Reilley, who co-founded Loungers in Bristol 21 years ago, had two private equity backers that helped to fund separate stages of the company’s growth. The latter, Lion Capital, bought a majority stake for £137mn in 2016.
The company’s IPO document shows that six months before the float, Loungers owed more than £160mn in loans. Thankfully, the listing helped it to raise more than £80mn — £61.6mn of which was used to reduce debt. Reilley and co-founder Jake Bishop also each earned £4.4mn through share sales.
Last week’s results flagged milestones it has made since. Revenue has grown by 85 per cent since flotation on the back of 76 new site openings and borrowings (excluding leases) have been cut to just £32mn. Profitability has weakened, though, given higher food, energy and labour costs. This might go some way to explain why the shares haven’t made much ground — they closed last week at 199p, 1p below their listing price.
Post-results, Reilley sold 200,000 shares, making £380,000. He retains 6.7mn shares, or 6.5 per cent of the company.
CentralNic director cuts stake
Up to this point CentralNic has been immune from the wider digital advertising downturn. The internet domain broker, which also connects buyers and sellers of online advertising space, has maintained its rapid organic growth despite the wider stagnation of the marketing industry in the last year.
The company started out by buying domain names and offering hosting services to companies that wished to use them. However, in the past few years it has focused more broadly on digital marketing, using the visibility of its domains to match buyers and sellers of advertising.
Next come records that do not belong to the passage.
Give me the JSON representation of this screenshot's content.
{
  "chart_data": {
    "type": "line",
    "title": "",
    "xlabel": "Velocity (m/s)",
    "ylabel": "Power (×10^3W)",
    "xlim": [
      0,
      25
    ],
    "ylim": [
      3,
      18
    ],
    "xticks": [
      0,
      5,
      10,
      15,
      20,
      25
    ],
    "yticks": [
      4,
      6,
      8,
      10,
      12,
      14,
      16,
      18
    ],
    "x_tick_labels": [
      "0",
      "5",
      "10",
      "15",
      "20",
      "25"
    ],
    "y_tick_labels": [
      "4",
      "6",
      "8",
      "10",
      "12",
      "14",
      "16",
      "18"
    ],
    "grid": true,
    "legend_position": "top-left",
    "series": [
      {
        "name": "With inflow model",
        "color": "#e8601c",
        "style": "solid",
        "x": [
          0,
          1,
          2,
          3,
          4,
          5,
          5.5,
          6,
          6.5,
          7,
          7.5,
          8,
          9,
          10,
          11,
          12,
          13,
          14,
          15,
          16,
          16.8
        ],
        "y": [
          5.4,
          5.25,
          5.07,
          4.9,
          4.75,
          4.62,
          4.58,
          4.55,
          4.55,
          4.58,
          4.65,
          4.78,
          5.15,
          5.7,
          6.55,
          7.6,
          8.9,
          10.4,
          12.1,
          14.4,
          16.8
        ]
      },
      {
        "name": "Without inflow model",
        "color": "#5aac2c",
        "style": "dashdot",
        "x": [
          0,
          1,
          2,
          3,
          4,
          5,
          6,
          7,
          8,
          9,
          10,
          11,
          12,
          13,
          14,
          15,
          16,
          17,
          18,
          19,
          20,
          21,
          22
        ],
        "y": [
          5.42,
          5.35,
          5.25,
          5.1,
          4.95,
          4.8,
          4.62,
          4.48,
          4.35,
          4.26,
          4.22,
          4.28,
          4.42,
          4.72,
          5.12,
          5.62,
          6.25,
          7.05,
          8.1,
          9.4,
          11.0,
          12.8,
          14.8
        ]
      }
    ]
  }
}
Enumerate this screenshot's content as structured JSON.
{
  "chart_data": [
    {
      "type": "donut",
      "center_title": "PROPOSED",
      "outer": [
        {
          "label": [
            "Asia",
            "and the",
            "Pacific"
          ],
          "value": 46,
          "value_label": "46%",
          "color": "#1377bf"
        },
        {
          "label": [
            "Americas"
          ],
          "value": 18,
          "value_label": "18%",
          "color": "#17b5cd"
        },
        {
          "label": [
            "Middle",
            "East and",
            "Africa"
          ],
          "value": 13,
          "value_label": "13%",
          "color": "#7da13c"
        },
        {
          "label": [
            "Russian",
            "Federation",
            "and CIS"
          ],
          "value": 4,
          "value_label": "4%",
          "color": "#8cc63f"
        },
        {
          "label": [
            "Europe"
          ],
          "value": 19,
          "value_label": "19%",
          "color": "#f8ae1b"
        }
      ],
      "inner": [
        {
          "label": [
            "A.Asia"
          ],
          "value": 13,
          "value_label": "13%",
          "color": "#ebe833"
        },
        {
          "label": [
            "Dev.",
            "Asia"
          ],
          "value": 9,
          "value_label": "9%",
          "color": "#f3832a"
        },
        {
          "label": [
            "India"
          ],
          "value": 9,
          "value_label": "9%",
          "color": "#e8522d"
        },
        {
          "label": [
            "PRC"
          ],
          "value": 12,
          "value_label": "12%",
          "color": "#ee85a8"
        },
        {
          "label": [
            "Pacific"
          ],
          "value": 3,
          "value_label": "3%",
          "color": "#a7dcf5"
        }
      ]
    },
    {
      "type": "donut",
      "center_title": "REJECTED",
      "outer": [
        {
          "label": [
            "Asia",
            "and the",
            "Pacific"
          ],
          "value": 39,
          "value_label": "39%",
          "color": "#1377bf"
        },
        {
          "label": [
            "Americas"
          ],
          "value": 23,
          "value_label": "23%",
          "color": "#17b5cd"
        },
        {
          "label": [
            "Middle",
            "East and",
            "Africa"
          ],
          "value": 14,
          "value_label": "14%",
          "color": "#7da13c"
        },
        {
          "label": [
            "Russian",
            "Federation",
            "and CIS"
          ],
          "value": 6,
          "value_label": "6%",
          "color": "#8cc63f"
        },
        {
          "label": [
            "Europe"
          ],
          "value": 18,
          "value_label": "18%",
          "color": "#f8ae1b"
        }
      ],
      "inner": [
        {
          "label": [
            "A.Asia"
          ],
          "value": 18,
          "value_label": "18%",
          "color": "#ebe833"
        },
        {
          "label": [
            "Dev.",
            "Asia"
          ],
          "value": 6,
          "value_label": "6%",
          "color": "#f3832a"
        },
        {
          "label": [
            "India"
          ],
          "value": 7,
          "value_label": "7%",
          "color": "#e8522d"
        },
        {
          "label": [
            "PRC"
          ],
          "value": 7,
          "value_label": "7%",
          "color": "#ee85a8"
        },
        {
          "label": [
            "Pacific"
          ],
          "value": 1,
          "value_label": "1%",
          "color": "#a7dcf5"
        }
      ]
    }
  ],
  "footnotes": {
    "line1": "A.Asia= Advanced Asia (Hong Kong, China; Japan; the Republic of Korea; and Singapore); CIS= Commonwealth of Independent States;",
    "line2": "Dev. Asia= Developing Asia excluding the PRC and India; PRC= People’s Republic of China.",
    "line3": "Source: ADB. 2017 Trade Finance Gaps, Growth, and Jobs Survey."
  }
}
CentralNic’s selling point is the use of contextual marketing: knowing the type of websites people tend to visit. This sort of marketing became a lot more popular after Apple updated privacy settings for iPhones, preventing companies from tracking people across the web.
Marketing revenue grew by 120 per cent to $575mn (£460mn) last year and now makes up 79 per cent of the total. Organic revenue grew by 86 per cent, with the remainder coming from the acquisitions of four smaller digital marketing firms.
Across the whole business, organic revenue growth was 60 per cent but there is evidence this is starting to slow as the rest of the economy tightens. In the first quarter of this year, CentralNic reported year-on-year organic growth of 46 per cent. Still impressive, but momentum seems to be slowing.
Given the state of the wider market it seemed inevitable this would happen sooner or later. This might have contributed to non-executive director Horst Siffrin’s decision to sell £2.76mn worth of shares. Siffrin became a shareholder in the company after CentralNic acquired KeyDrive — a business he chaired — for $35.8mn in 2018.
Trading on a price-to-free cash flow ratio of seven, CentralNic appears inexpensive, and a recent partnership agreed with Microsoft looks promising. The rationale for the price is that investors expect the marketing outlook to get worse. Logic suggests there is only so long CentralNic can maintain its outlier status.